In reviewing my first show of the 2013 Fringe, Private School, I levied a complaint I often feel compelled to make about Fringe shows: it just tried to do too much. (Maybe it’s no surprise that many reviewers of my own Fringe show, last year, complained that I tried to do too little.)
Why, then, do I tend to gravitate towards multi-chapter Fringe shows? Maybe it’s because, by steering into the skid, companies staging anthologies of mini-plays are forced to embrace the crucial formula for making a Fringe show work: they establish milieu quickly, then glory in character-driven details. Such is the case with the brisk, satisfying Promiscuous Fiction, an adaptation of five short stories by the cult-favorite writer Jonathan Lethem.
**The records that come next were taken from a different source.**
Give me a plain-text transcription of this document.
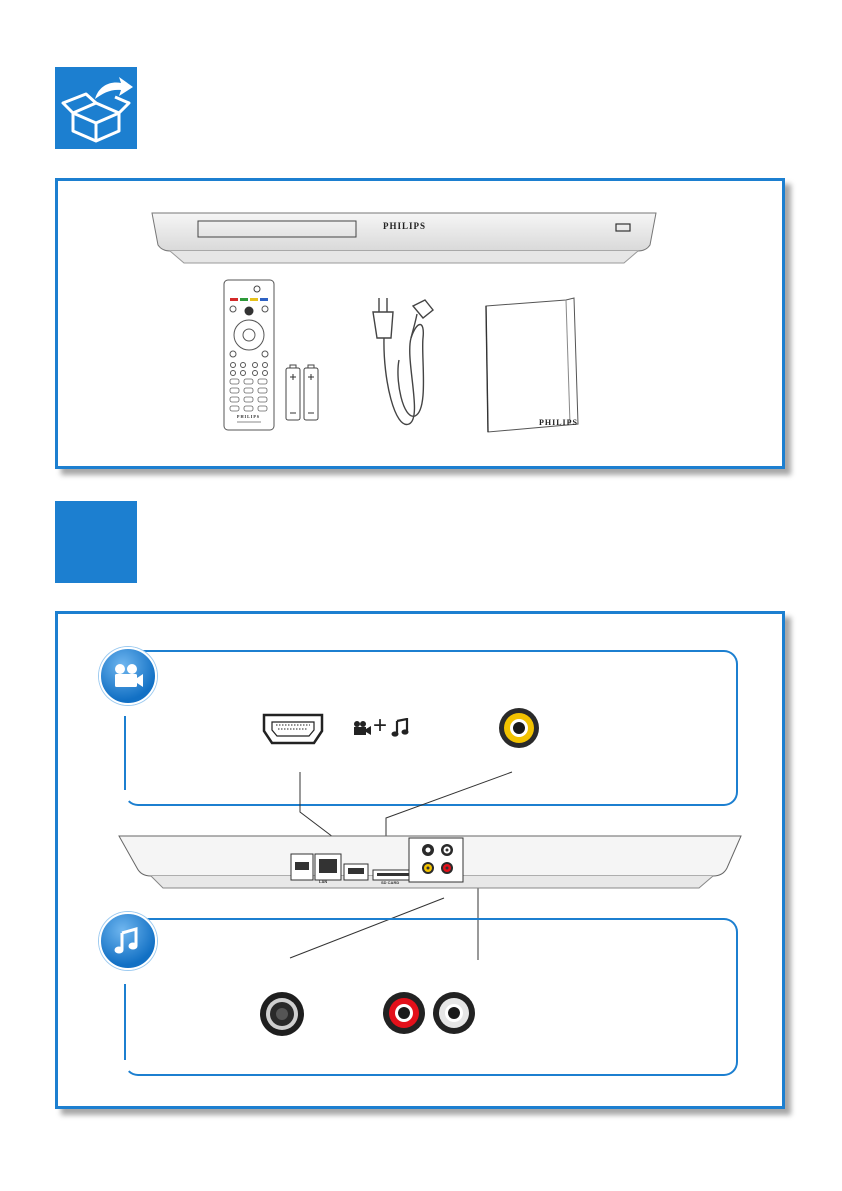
PHILIPS
PHILIPS
PHILIPS
+
LAN	SD CARD
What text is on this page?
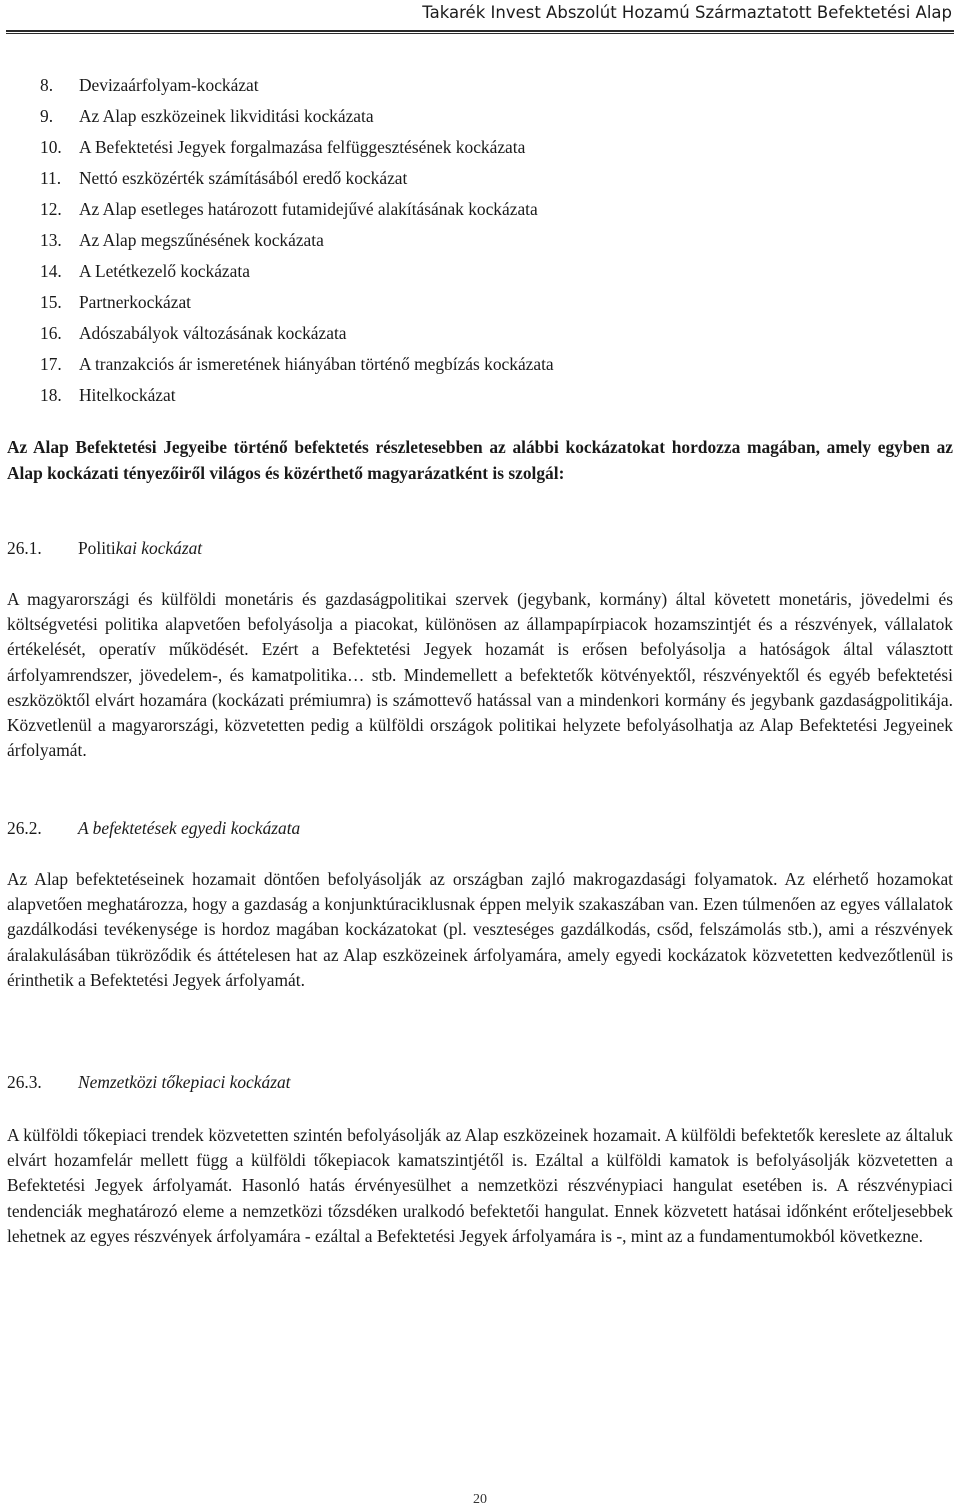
Takarék Invest Abszolút Hozamú Származtatott Befektetési Alap
8. Devizaárfolyam-kockázat
9. Az Alap eszközeinek likviditási kockázata
10. A Befektetési Jegyek forgalmazása felfüggesztésének kockázata
11. Nettó eszközérték számításából eredő kockázat
12. Az Alap esetleges határozott futamidejűvé alakításának kockázata
13. Az Alap megszűnésének kockázata
14. A Letétkezelő kockázata
15. Partnerkockázat
16. Adószabályok változásának kockázata
17. A tranzakciós ár ismeretének hiányában történő megbízás kockázata
18. Hitelkockázat

Az Alap Befektetési Jegyeibe történő befektetés részletesebben az alábbi kockázatokat hordozza magában, amely egyben az Alap kockázati tényezőiről világos és közérthető magyarázatként is szolgál:

26.1. Politikai kockázat

A magyarországi és külföldi monetáris és gazdaságpolitikai szervek (jegybank, kormány) által követett monetáris, jövedelmi és költségvetési politika alapvetően befolyásolja a piacokat, különösen az állampapírpiacok hozamszintjét és a részvények, vállalatok értékelését, operatív működését. Ezért a Befektetési Jegyek hozamát is erősen befolyásolja a hatóságok által választott árfolyamrendszer, jövedelem-, és kamatpolitika… stb. Mindemellett a befektetők kötvényektől, részvényektől és egyéb befektetési eszközöktől elvárt hozamára (kockázati prémiumra) is számottevő hatással van a mindenkori kormány és jegybank gazdaságpolitikája. Közvetlenül a magyarországi, közvetetten pedig a külföldi országok politikai helyzete befolyásolhatja az Alap Befektetési Jegyeinek árfolyamát.

26.2. A befektetések egyedi kockázata

Az Alap befektetéseinek hozamait döntően befolyásolják az országban zajló makrogazdasági folyamatok. Az elérhető hozamokat alapvetően meghatározza, hogy a gazdaság a konjunktúraciklusnak éppen melyik szakaszában van. Ezen túlmenően az egyes vállalatok gazdálkodási tevékenysége is hordoz magában kockázatokat (pl. veszteséges gazdálkodás, csőd, felszámolás stb.), ami a részvények áralakulásában tükröződik és áttételesen hat az Alap eszközeinek árfolyamára, amely egyedi kockázatok közvetetten kedvezőtlenül is érinthetik a Befektetési Jegyek árfolyamát.

26.3. Nemzetközi tőkepiaci kockázat

A külföldi tőkepiaci trendek közvetetten szintén befolyásolják az Alap eszközeinek hozamait. A külföldi befektetők kereslete az általuk elvárt hozamfelár mellett függ a külföldi tőkepiacok kamatszintjétől is. Ezáltal a külföldi kamatok is befolyásolják közvetetten a Befektetési Jegyek árfolyamát. Hasonló hatás érvényesülhet a nemzetközi részvénypiaci hangulat esetében is. A részvénypiaci tendenciák meghatározó eleme a nemzetközi tőzsdéken uralkodó befektetői hangulat. Ennek közvetett hatásai időnként erőteljesebbek lehetnek az egyes részvények árfolyamára - ezáltal a Befektetési Jegyek árfolyamára is -, mint az a fundamentumokból következne.

20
The show starts slowly: The Spray, adapted by Rob Reese and directed by Sean Dillon, makes its point about physical and emotional baggage successfully but without much grace. It’s followed by the lethargic Planet Big Zero, adapted by Amber Preston and directed by Emma Gochberg; though I haven’t read the original, this itchy, open-ended angst seems better suited to the page than the stage.
Things kick into gear, though, with Crab’s Last Stand, adapted by Tom Reed and directed by Brandon Bruce. The piece’s conceit and theme are perhaps the simplest among these stories, but for a ten-minute playlet, that’s just fine. Ryan Robert Nelson runs away with the show in the role of Crab, a washed-up pop culture personality (and, literally, a crab) who thinks he can find redemption on reality TV. Nelson’s detailed, consistently funny performance is reason enough to buy a ticket.
The show concludes with Inadequate Passion, adapted by Zach Coulter and directed by Dillon. (The fifth story, Dillon’s Holidays, parts 1-5, is a light piece that’s interspersed among the others.) It’s an ambitious story to pull off in ten minutes—the fall and rise of a couple’s relationship, played out against the backdrop of the end of the world as we know it—and, a bit miraculously, Coulter and Dillon along with actors Bruce and Gochberg pull it off.
Those in search of some brainy but also chuckle-worthy Fringing are well-advised to find their way to the Rarig basement for this memorable quintet.